Case ID: ind-app_134/html/0164-01.html
Source: Caselaw Access Project
Author: {"author": "Cooper, C. J.", "license": "Public Domain", "url": "https://static.case.law/"}
Date Created: 2024-08-24T03:29:51.129683

Decker v. Review Board of Indiana Employment Security Division et al.
    [No. 19,731.
    Filed January 2, 1963.]
    
      
      John L. Hoffer, F. Richard Kramer and Schindler, VanTilbury & Kramer, all of Mishawaka, for appellant.
    
      John E. Logue, of Warsaw, for appellee, Champion Door Corporation.
    
      Edwin K. Steers, Attorney General, and Keith Campbell, Deputy Attorney General, for appellee, Review Board of Employment Security Division.
   Cooper, C. J.

This matter is now before us for a judicial review of a majority decision of the Employment Security Division of Indiana.

It appears that the appellant herein was discharged by his employer, the appellee herein, for misconduct in connection with his work under §52-1539, Burns’ 1951 Repl., 1959 Supp.

The assigned error is, “The decision of the Review Board is contrary to law.”
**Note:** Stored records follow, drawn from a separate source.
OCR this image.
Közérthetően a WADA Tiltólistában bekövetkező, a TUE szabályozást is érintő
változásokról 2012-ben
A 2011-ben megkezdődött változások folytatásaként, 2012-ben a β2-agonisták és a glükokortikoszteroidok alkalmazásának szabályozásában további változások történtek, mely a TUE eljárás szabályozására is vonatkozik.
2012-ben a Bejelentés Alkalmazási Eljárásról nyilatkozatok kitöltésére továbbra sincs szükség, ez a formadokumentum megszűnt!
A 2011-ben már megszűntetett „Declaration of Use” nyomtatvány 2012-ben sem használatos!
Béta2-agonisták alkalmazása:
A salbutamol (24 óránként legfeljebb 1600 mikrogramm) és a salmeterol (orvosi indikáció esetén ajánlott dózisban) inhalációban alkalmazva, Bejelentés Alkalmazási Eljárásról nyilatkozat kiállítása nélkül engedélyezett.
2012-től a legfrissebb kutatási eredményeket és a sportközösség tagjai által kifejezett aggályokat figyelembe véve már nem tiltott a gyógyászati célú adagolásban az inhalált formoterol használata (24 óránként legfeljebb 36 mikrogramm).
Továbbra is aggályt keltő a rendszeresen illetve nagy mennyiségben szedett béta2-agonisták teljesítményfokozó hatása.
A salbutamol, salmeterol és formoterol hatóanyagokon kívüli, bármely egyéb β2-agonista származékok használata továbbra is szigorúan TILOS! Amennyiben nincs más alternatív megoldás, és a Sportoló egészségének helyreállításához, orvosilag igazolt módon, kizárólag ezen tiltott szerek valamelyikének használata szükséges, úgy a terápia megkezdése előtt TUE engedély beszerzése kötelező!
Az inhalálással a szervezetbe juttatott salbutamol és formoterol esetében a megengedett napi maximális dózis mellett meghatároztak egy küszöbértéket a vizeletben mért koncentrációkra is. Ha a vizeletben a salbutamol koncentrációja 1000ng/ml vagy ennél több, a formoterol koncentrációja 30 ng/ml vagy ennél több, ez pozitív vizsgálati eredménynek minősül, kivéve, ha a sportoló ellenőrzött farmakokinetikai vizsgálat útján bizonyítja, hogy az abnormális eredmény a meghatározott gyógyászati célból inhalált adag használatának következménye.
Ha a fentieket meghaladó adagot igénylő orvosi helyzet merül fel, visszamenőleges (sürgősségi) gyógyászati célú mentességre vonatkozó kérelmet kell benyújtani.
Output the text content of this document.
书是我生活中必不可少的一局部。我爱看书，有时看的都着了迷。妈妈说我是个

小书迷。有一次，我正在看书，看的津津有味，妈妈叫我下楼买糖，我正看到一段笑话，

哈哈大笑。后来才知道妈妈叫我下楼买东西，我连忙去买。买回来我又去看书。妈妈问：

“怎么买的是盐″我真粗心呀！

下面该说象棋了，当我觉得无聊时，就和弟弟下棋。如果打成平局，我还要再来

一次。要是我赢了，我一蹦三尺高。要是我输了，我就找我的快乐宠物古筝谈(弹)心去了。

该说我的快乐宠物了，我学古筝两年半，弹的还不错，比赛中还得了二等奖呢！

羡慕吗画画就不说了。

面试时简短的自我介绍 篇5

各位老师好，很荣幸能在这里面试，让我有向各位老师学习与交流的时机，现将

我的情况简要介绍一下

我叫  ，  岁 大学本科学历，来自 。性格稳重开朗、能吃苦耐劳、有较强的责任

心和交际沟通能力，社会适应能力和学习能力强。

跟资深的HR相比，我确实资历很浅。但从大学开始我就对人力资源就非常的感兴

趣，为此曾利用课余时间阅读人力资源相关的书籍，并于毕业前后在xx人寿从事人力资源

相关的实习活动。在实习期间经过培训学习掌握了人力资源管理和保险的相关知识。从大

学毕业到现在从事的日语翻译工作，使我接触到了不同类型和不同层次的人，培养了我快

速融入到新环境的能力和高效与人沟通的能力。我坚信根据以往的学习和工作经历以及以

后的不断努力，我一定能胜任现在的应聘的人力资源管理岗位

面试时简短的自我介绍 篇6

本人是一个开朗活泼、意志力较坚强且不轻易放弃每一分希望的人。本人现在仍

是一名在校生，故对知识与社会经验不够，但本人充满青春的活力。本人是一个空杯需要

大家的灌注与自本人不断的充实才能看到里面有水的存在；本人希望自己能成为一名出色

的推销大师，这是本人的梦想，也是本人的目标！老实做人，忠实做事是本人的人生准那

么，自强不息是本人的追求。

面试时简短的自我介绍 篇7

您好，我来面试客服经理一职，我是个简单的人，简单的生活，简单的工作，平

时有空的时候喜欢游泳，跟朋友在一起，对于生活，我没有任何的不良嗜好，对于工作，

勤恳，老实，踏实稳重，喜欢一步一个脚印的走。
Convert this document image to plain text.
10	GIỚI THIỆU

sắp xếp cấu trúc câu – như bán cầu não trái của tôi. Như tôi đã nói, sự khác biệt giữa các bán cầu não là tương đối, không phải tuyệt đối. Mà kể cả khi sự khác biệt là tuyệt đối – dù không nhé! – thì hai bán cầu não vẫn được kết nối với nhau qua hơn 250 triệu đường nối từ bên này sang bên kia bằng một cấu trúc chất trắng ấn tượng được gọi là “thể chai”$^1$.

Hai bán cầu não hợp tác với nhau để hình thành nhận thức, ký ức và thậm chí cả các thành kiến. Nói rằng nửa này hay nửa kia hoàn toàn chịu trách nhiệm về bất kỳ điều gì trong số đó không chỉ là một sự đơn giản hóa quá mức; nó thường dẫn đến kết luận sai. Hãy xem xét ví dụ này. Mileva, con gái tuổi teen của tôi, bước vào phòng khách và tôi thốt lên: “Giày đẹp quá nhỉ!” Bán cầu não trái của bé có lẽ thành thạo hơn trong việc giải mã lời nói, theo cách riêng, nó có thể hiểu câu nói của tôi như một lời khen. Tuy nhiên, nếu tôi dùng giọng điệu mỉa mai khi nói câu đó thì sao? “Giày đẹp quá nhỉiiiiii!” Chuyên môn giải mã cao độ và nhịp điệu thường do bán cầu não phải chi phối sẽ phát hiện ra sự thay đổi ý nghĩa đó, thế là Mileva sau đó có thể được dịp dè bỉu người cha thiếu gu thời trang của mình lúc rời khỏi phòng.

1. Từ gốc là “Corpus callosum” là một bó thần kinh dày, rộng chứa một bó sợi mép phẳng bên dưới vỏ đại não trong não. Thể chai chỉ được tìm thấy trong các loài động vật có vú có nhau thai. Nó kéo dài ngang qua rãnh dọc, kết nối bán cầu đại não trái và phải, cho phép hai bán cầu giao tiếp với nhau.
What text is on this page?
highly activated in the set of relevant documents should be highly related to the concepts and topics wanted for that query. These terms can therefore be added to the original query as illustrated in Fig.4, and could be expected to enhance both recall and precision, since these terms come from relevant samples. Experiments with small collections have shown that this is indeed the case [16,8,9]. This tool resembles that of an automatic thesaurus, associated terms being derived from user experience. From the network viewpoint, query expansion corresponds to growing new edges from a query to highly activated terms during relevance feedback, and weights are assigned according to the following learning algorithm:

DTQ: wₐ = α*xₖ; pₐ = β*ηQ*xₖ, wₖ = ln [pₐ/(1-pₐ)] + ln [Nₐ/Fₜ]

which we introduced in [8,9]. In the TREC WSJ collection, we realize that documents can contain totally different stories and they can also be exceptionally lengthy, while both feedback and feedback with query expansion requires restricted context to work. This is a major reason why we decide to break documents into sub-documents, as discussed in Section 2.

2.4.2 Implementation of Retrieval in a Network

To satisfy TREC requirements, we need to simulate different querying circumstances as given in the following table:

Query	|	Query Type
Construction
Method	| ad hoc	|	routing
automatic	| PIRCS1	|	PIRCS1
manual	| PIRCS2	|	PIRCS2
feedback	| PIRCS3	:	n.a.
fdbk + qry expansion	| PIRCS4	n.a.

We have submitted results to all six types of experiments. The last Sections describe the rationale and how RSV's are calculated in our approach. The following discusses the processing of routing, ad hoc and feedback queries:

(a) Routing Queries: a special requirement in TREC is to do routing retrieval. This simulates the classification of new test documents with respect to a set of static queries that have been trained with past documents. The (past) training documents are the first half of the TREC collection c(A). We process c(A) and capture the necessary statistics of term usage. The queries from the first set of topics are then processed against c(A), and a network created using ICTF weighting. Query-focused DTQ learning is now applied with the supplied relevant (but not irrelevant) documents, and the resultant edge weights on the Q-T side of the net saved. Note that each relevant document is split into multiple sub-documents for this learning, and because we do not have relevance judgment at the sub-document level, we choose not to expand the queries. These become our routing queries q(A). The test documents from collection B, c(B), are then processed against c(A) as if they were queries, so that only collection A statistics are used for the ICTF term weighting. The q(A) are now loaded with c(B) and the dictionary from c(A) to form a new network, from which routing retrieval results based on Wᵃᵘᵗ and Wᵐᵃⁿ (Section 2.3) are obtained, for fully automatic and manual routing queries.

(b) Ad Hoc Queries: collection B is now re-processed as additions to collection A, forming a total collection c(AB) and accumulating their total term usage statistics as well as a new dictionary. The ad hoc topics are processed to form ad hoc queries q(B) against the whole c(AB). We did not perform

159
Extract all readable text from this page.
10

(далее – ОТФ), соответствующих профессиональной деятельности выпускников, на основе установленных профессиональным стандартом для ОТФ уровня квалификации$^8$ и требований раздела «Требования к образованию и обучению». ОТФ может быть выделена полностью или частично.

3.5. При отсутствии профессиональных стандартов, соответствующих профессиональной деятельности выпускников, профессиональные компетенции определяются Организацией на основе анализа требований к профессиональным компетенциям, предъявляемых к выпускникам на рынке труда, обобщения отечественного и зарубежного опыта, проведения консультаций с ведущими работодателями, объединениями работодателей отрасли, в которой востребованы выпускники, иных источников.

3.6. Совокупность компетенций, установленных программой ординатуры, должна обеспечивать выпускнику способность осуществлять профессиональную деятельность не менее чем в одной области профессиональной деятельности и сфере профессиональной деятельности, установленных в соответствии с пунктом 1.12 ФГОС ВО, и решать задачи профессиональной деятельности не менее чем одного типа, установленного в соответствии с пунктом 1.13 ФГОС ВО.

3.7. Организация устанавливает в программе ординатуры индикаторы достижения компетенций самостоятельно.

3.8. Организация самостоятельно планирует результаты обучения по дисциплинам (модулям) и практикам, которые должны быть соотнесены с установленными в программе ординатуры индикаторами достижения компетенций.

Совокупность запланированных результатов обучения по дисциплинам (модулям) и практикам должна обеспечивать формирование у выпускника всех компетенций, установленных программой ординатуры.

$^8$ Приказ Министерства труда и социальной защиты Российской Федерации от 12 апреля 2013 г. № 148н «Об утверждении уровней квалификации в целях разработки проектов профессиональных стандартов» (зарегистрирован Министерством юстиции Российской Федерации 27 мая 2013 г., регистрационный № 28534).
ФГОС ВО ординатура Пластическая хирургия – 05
The record reveals that after the proper procedures were followed below, the Review Board, by a majority of its members, entered what is designated as findings and conclusions, reading as follows:

“The referee’s decision was correct on the basis of the evidence then before him. The additional evidence throws a different light on the matter. It presents a mass of conflicting evidentiary details for the Board to weigh and evaluate. And the Board having done so, now finds that the claimant, by a course of oblique passivity, avoided a showdown with his employer as to when he should return to work, until after he had returned from his self-assumed vacation in Arizona and was ready to go back to work. The insurance adjuster’s letter of August 31, 1960, would have served as ample warning to any ordinarily prudent person to immediately make due inquiry as to his situation with respect to both his job and his workmen’s compensation. It is hardly conceivable that any employee with a bona fide disability would forego his compensation without a question. Instead, this claimant stood silently by, waived his compensation, and took no steps to safeguard his job by securing a definite, extended leave of absence or by returning to work. The claimant absented himself from his work for almost a full month, with a two weeks’ jaunt to Arizona in the interim, without his having made any effort to clarify his situation and to furnish medical certification that he actually was not able to resume his work. Upon the basis of all the attendant circumstances of this particular case, the claimant’s cours constituted industrial misconduct, within the meaning of the Act, for which he was discharged on September 27, 1961. The invocation of said Section 1501 of the Act, which has two aspects, (1) the voluntary leaving of his work by the claimant, or (2) his discharge from his work for his misconduct in connection therewith, is a question of ultimate fact to be determined from all the evidentiary circumstances in the case of each individual claimant. See National Furniture Co. v. Review Board (1960), -Ind. App.-, 170 N. E. 2d 381.
“All of which foregoing is so found, held and determined.”

In reviewing the Employment Security Act we find the Act contemplates and makes it the mandatory duty of the Review Board to make a finding of ultimate fact and render their decision upon said facts and the law applicable thereto. §52-1542(k), Burns’ 1951 Repl.; Dormeyer Industries v. Review Board, etc. (1962), 133 Ind. App. 500, 183 N. E. 2d 351.

In reviewing the Board’s findings of fact, we are compelled to concede that the utlimate facts are not enumerated or set forth in a definite, clear and concise manner, and, in our opinion, the findings consist mostly of arguments, speculations and conjecture; however, we are compelled to point out the one finding of utlimate fact which we believe is sufficient: “Upon the basis of all the attendant circumstances of this particular case, the claimant’s cours constituted industrial misconduct, within the meaning of the Act, for which he was discharged on September 27, 1961.”

This finding of ultimate fact is, in our opinion, sufficient if it is supported by evidence of probative value.

We do not believe it necessary to set forth the evidence contained in the record which would only lengthen this opinion, but believe it sufficient to state that in reviewing the evidence we find that the majority opinion of the Review Board is supported by substantial evidence of probative value and it does not appear that reasonable men would be bound to reach a different conclusion on the evidence in the record. Under such circumstances we are bound by the factual finding of the Review Board, §52-1542 (k), Burns’ supra; also, we will not weigh the evidence and will consider only the evidence most favorable to the decision of the Board. See, National Furn. Mfg. Co. v. Review Board, etc. (1960), 131 Ind. App. 260, 170 N. E. 2d 381.

The decision of the Review Board is affirmed.

Ax, J., Myers, J., Ryan, J. concur.

Note. — Reported in 186 N. E. 2d 890.